With exams wrapped up at the end of last month I hopped on a plane to Prague with Sally, Ben, Alex and Anna from law school. This unsurprisingly resulted in a deluge of photos which I have now sifted through to produce the new Prague album in the Gallery. I decided to postpone posting until I had the photos sorted, which has delayed things somewhat. The trip was great fun with a mixture of sightseeing and regular stop-offs in beer gardens to replenish fluids lost in the heat. After we had decided on a cheap city break I ended up picking Prague on the basis I thought it would be prettier than the alternative Budapest. Friends better informed than I seemed to agree and the architecture was certainly stunning, in proximate variety more than any specific style. The football was on during our stay so that covered the evenings’ entertainment and we found the food surprisingly good for a country not famed for high quality cuisine. Being mid-week it also appeared blessedly free of the infamous stag party crowd. All in all a thoroughly enjoyable jaunt.

Prague buildings

Travelling light we decided to make do with just hand luggage (and for a period like that I can successfully survive out of a small rucksack — it’s my camera that takes up the most space). This highlighted one of the oft forgotten, and perhaps most serious, results of terrorism. With no baggage in the hold we were limited to liquids of no more than 100ml. However the hair gel I used comes in nothing smaller than 150ml, leaving me with no option but to use wax! I decided to forego the intriguing experience of debating the true state of matter of a solid network within a liquid medium with airport security on this occasion…

Flying back the perils of flying a budget airline befell us as RyanAir apparently ran out of planes, resulting in our flight leaving several hours late, around midnight. Waiting in Prague was fine with several packs of cards and me annoying everyone by repeatedly winning the game Sal introduced, “President’s Men” (once you win it rewards you, making it harder to be unseated). However it meant we arrived back at Gatwick after the tubes had stopped running.
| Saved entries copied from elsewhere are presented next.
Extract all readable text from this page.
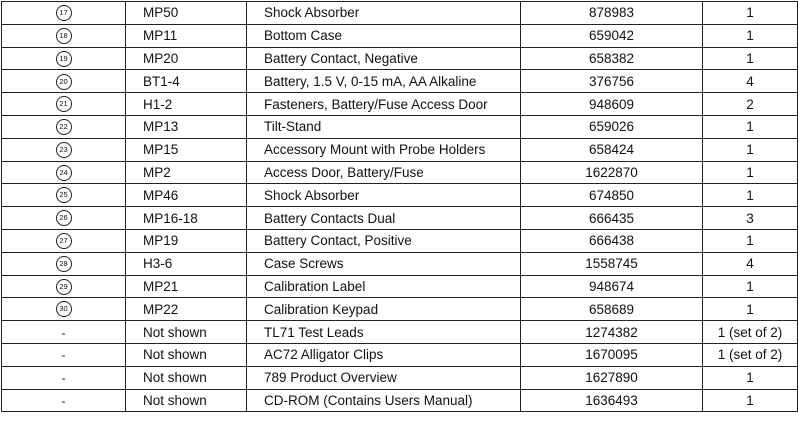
17	MP50	Shock Absorber	878983	1
18	MP11	Bottom Case	659042	1
19	MP20	Battery Contact, Negative	658382	1
20	BT1-4	Battery, 1.5 V, 0-15 mA, AA Alkaline	376756	4
21	H1-2	Fasteners, Battery/Fuse Access Door	948609	2
22	MP13	Tilt-Stand	659026	1
23	MP15	Accessory Mount with Probe Holders	658424	1
24	MP2	Access Door, Battery/Fuse	1622870	1
25	MP46	Shock Absorber	674850	1
26	MP16-18	Battery Contacts Dual	666435	3
27	MP19	Battery Contact, Positive	666438	1
28	H3-6	Case Screws	1558745	4
29	MP21	Calibration Label	948674	1
30	MP22	Calibration Keypad	658689	1
-	Not shown	TL71 Test Leads	1274382	1 (set of 2)
-	Not shown	AC72 Alligator Clips	1670095	1 (set of 2)
-	Not shown	789 Product Overview	1627890	1
-	Not shown	CD-ROM (Contains Users Manual)	1636493	1
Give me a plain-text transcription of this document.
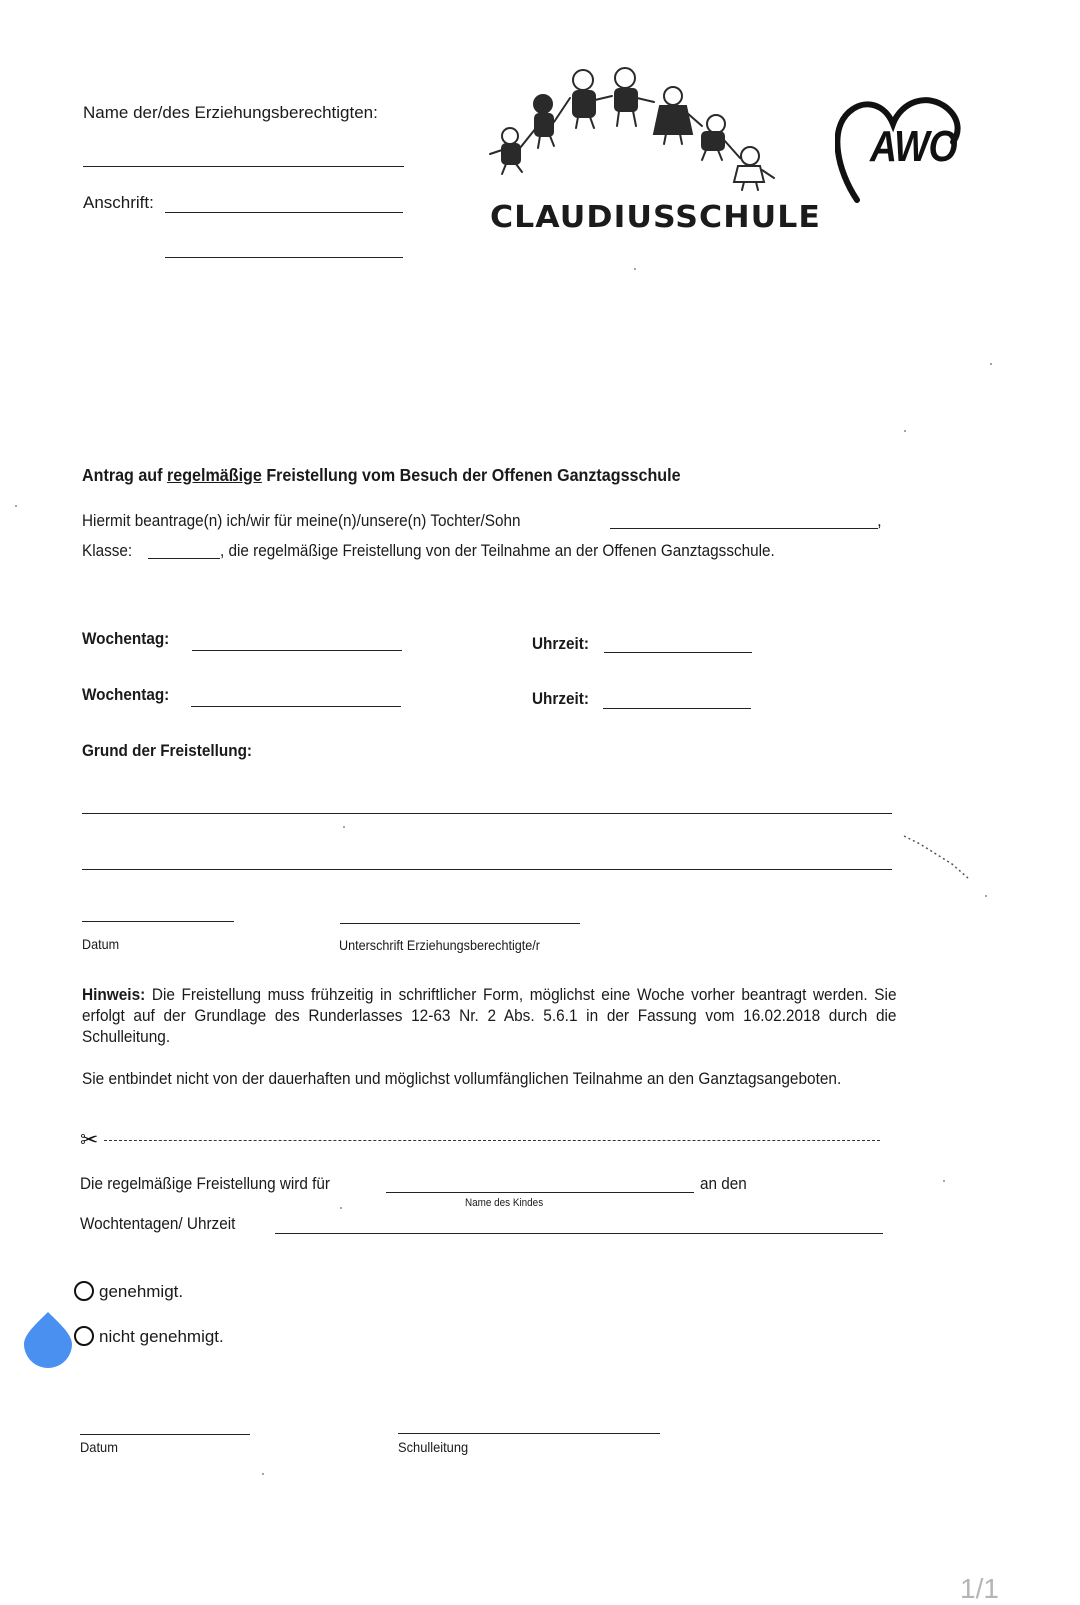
Name der/des Erziehungsberechtigten:
Anschrift:	CLAUDIUSSCHULE
AWO
Antrag auf regelmäßige Freistellung vom Besuch der Offenen Ganztagsschule
Hiermit beantrage(n) ich/wir für meine(n)/unsere(n) Tochter/Sohn	,
Klasse:	, die regelmäßige Freistellung von der Teilnahme an der Offenen Ganztagsschule.
Wochentag:	Uhrzeit:
Wochentag:	Uhrzeit:
Grund der Freistellung:
Datum	Unterschrift Erziehungsberechtigte/r
Hinweis: Die Freistellung muss frühzeitig in schriftlicher Form, möglichst eine Woche vorher beantragt werden. Sie erfolgt auf der Grundlage des Runderlasses 12-63 Nr. 2 Abs. 5.6.1 in der Fassung vom 16.02.2018 durch die Schulleitung.
Sie entbindet nicht von der dauerhaften und möglichst vollumfänglichen Teilnahme an den Ganztagsangeboten.
✂
Die regelmäßige Freistellung wird für	an den
Name des Kindes
Wochtentagen/ Uhrzeit
genehmigt.
nicht genehmigt.
Datum	Schulleitung
1/1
While the others headed off by various means I elected to hang around the airport to kill a few hours until they started again. This led to my discovery that as refreshing store-bought beverages go, a pint of milk is much better value than a coke. Sipping milk from a plastic carton while listening to podcasts and reading Kafka on the Shore could only look normal in an airport — they are transient places where everyone is on the move and no one belongs so anything fits, and for that I love them.

"Civilization now depends on self-deception. Perhaps it always has."